NEW YORK: Media companies including Gannett, ESPN and the Washington Post are seeking to respond to rapidly-evolving consumer habits by leveraging mobile websites and apps.

Gannett's various online platforms currently attract 57.6m visitors a month. The firm's mobile reach is also expanding, with USA Today's app having been downloaded 16.1m times, while traffic to the title's mobile site has leapt by 79% in the last year.

"Mobile isn't the web on a smaller screen," Matt de Ganon, Gannett Digital's vp, mobile product and operations, told DigiDay. "It presents an opportunity to address a user in multiple ways, depending on the context in which they're using a device. This holds true for advertising and advertisers, as well.

"Our job, frankly, is to be smarter than we have been about how we design, publish to and develop apps, and how we talk to and present mobile utility to our users."

Meanwhile ESPN, the sports network, believes it is a category leader terms of mobile website visitors, and recently rolled out a College Football app for both iPhones and Android-powered devices.

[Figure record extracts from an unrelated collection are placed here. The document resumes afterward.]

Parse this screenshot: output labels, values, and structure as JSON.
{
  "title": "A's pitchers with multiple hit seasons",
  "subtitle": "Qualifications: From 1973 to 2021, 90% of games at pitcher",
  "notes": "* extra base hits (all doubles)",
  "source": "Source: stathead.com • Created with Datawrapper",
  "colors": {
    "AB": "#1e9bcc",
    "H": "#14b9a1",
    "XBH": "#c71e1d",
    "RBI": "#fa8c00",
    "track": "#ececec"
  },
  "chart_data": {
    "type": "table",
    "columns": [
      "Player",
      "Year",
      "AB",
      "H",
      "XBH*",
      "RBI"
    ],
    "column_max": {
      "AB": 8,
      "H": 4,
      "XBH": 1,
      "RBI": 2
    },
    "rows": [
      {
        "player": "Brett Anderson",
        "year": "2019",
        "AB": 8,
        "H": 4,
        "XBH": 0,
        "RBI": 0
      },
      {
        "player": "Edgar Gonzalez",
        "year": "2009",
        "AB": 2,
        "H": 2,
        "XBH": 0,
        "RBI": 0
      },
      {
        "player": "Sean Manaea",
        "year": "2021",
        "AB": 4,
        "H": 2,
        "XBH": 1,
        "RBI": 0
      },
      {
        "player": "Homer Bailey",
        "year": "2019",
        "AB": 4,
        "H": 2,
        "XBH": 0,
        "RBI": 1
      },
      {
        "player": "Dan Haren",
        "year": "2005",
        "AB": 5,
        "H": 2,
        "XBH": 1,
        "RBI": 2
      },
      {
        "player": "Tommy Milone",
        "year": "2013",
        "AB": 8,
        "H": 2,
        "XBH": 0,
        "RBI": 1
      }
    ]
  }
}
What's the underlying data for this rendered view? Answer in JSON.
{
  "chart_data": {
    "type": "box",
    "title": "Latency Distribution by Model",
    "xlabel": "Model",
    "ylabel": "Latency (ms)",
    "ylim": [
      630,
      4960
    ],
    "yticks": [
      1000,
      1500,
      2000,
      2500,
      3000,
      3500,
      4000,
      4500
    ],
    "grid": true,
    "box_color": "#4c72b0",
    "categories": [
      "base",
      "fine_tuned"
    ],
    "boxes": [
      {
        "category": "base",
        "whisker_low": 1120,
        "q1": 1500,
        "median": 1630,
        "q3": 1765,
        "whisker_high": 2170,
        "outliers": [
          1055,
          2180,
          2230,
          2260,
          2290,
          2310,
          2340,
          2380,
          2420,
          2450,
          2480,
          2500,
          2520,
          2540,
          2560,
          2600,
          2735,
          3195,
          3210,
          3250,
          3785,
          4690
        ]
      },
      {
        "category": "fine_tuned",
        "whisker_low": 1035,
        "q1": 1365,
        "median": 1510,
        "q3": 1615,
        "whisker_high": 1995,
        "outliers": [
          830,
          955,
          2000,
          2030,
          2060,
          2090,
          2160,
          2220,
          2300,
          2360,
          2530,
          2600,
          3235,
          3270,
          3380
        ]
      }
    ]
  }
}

"The biggest challenge we face in mobile remains ubiquity," said Michael Bayle, svp and general manager of ESPN Mobile. "We want to build native experiences for our core pillars of content.

"Developing apps across iOS, Android, Windows and RIM has the largest impact on our resources, and it's something we are constantly evaluating on how to improve in order to get to a point of simultaneous launches."

For its part, the Washington Post boasts apps for its main paper and the WP Politics tool for the iPad, as well as more niche offerings, covering areas like going out, exploring and using the metro in the city.

"A big challenge in mobile is differentiation – building distinct user experiences for each, individual mobile platform that are informative and engaging," said Beth Jacobs, its general manager of mobile.

"Whether we are producing browser-based mobile experiences or client apps, we are focused on presenting news content in a more visual, consumable format."

Federated Media, an online publisher specialising in technology, business and living, is also attempting to solve the widespread problem of creating suitably nuanced advertising solutions and delivery systems.

"Many wrestle with the advantages of a mobile-optimised presentation layer because of the tradeoff with more limited monetisation options in the still nascent world of mobile advertisements and targeting," Walter Knapp, evp of platform revenue and operations, Federated Media Publishing, said.